Diario de un estudiante italiano


Al conducirme mi madre a la escuela municipal, para ingresar en la tercera clase elemental, mi alma estaba llena de los recuerdos del campo, y la escuela no tenía para mí ningún encanto.

Fuera, en la calle, en el vestíbulo y en las escaleras, se veían multitud de niños con sus padres, y yo encontré a muchos de mis condiscípulos de los años anteriores. Todos nos sentíamos tristes, al tener que dejar al bondadoso maestro que nos había enseñado en la segunda clase. Durante la tarde, me repetí constantemente a mí mismo que, ante mis ojos no se ofrecía otra perspectiva que la de nueve meses lúgubres de escuela, con sus días interminables, tareas en casa y exámenes todos los meses.

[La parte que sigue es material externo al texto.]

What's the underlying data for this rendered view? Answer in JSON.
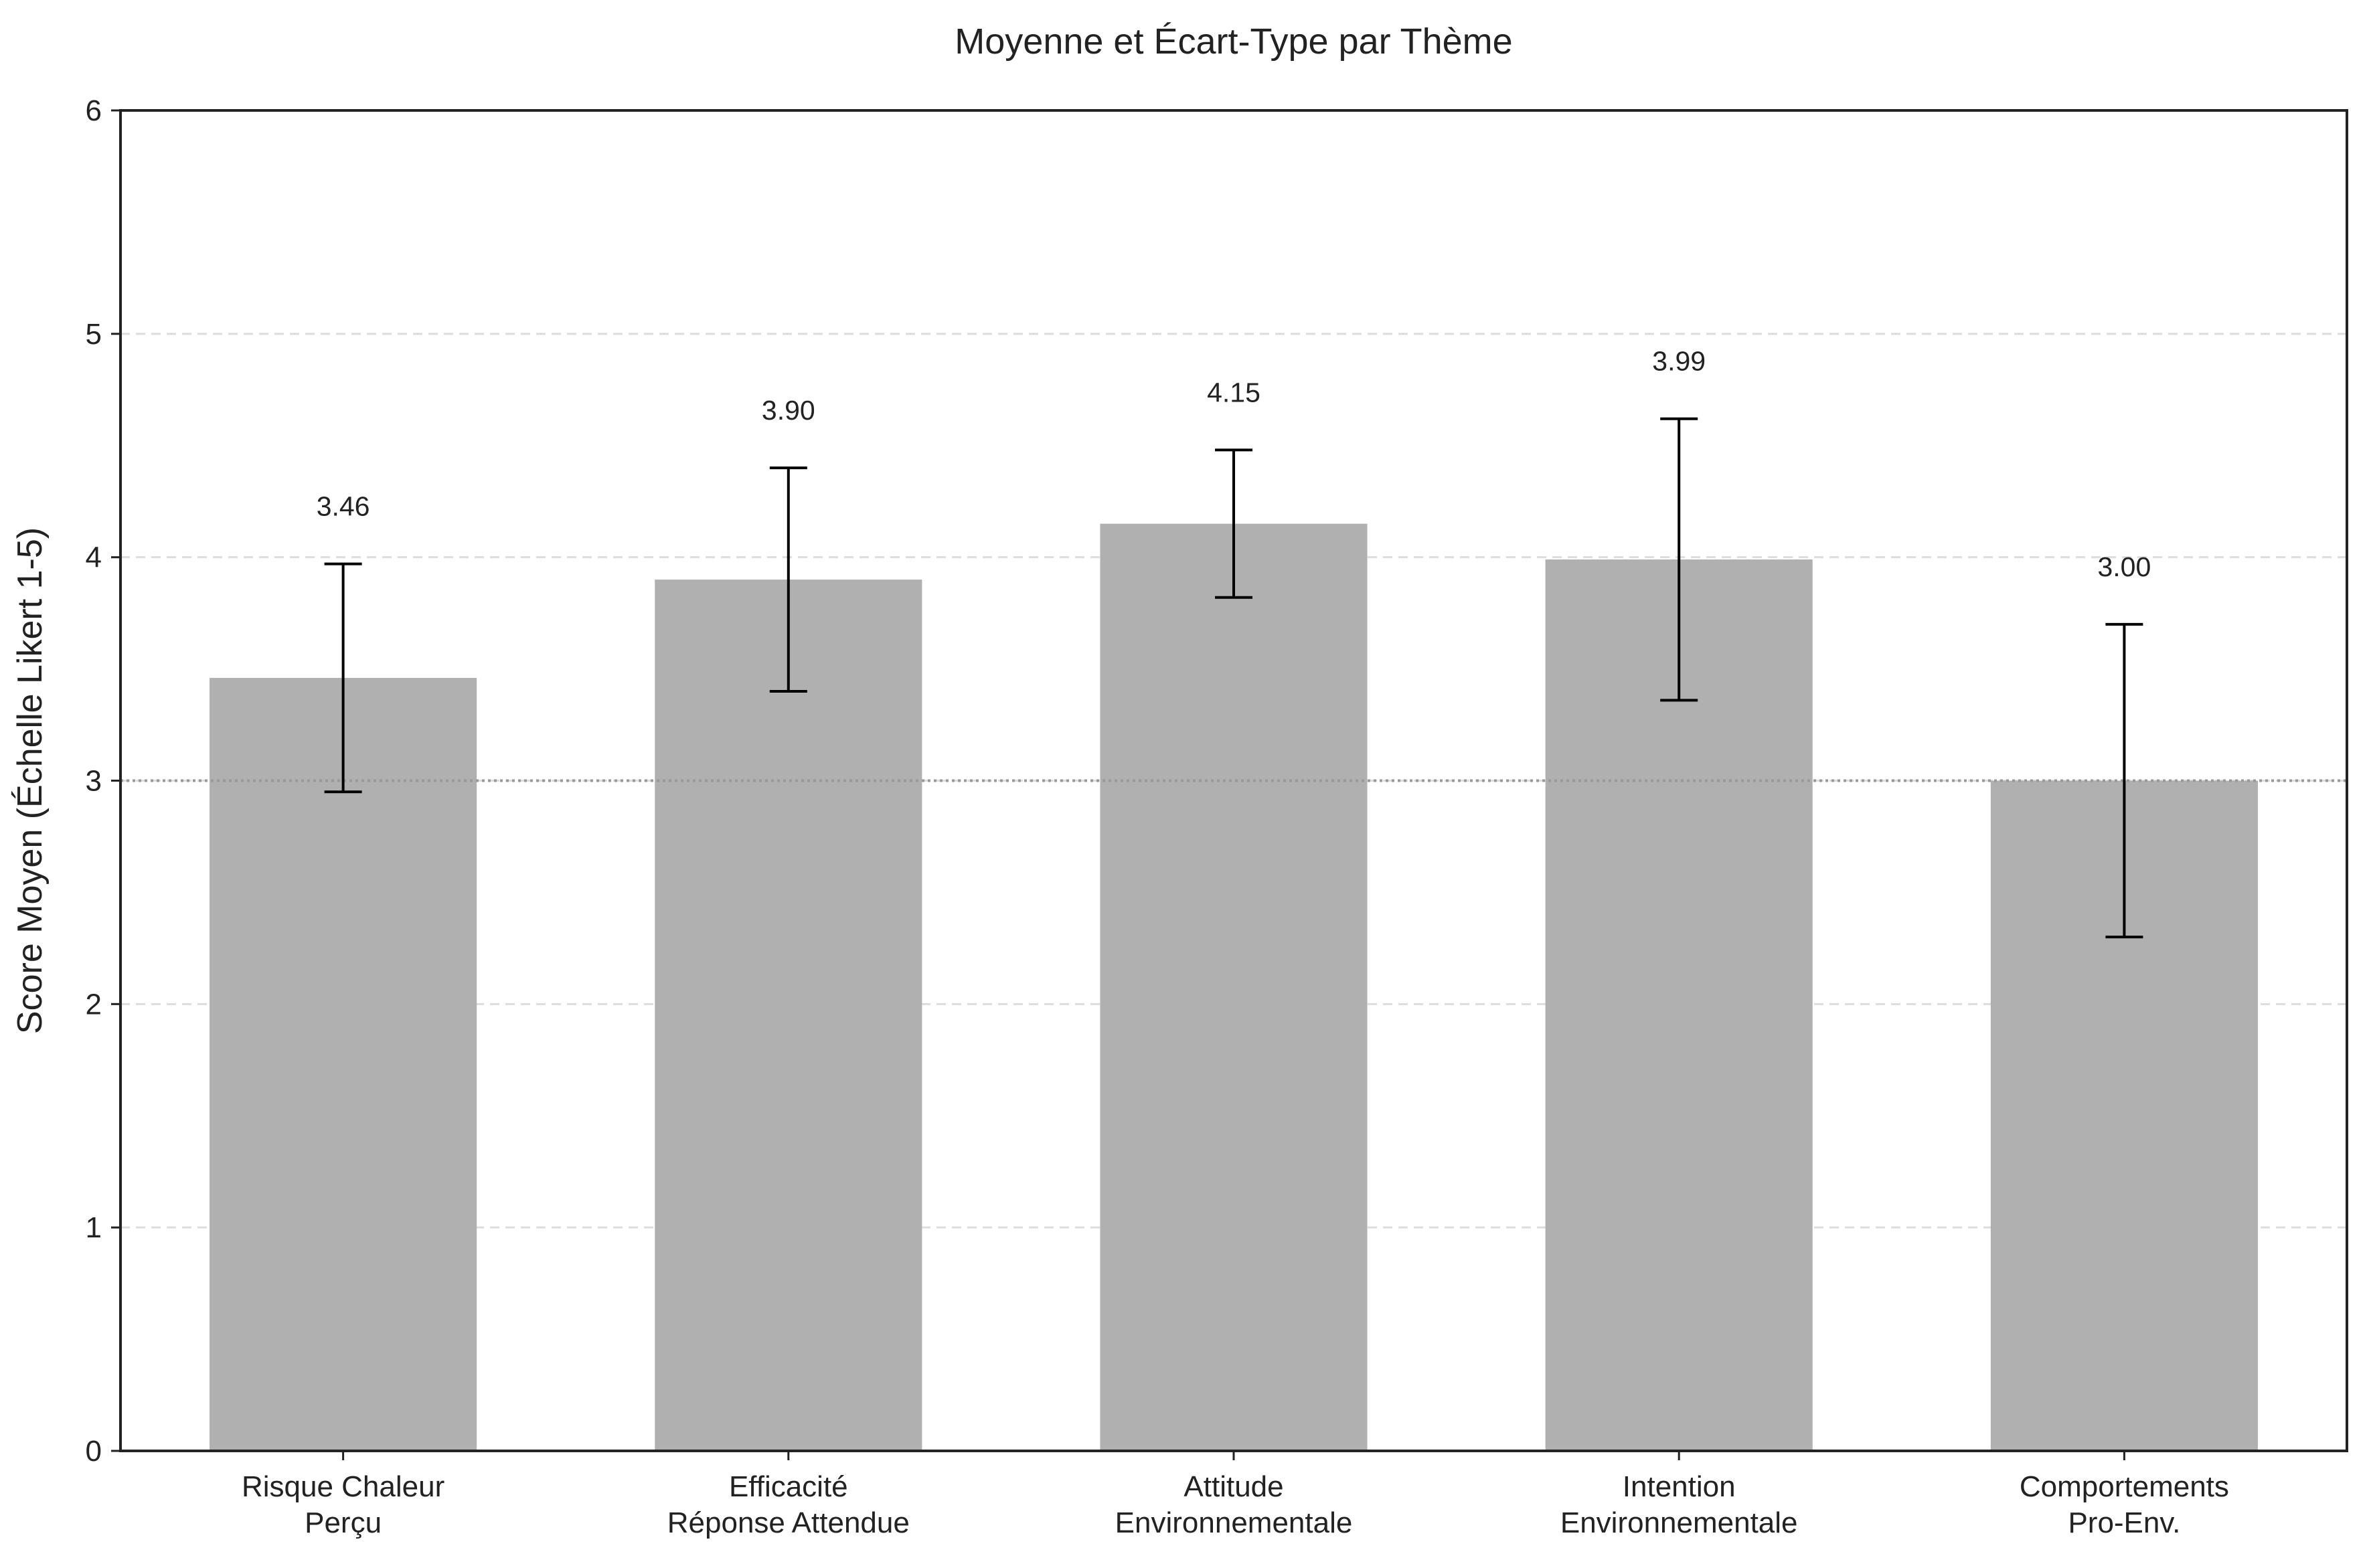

Pronto empecé a querer al nuevo maestro. Era de alta estatura, y tenía largos cabellos grises, nunca se reía, y su voz era ruda; pero empezó a mirarnos detenidamente uno a uno, como si quisiera leer nuestros pensamientos. Después del dictado nos dijo con tono lento y bondadoso: "No tengo familia; pero la clase será mi familia, y me sentiré orgulloso de vosotros". Levantóse y dejó la clase.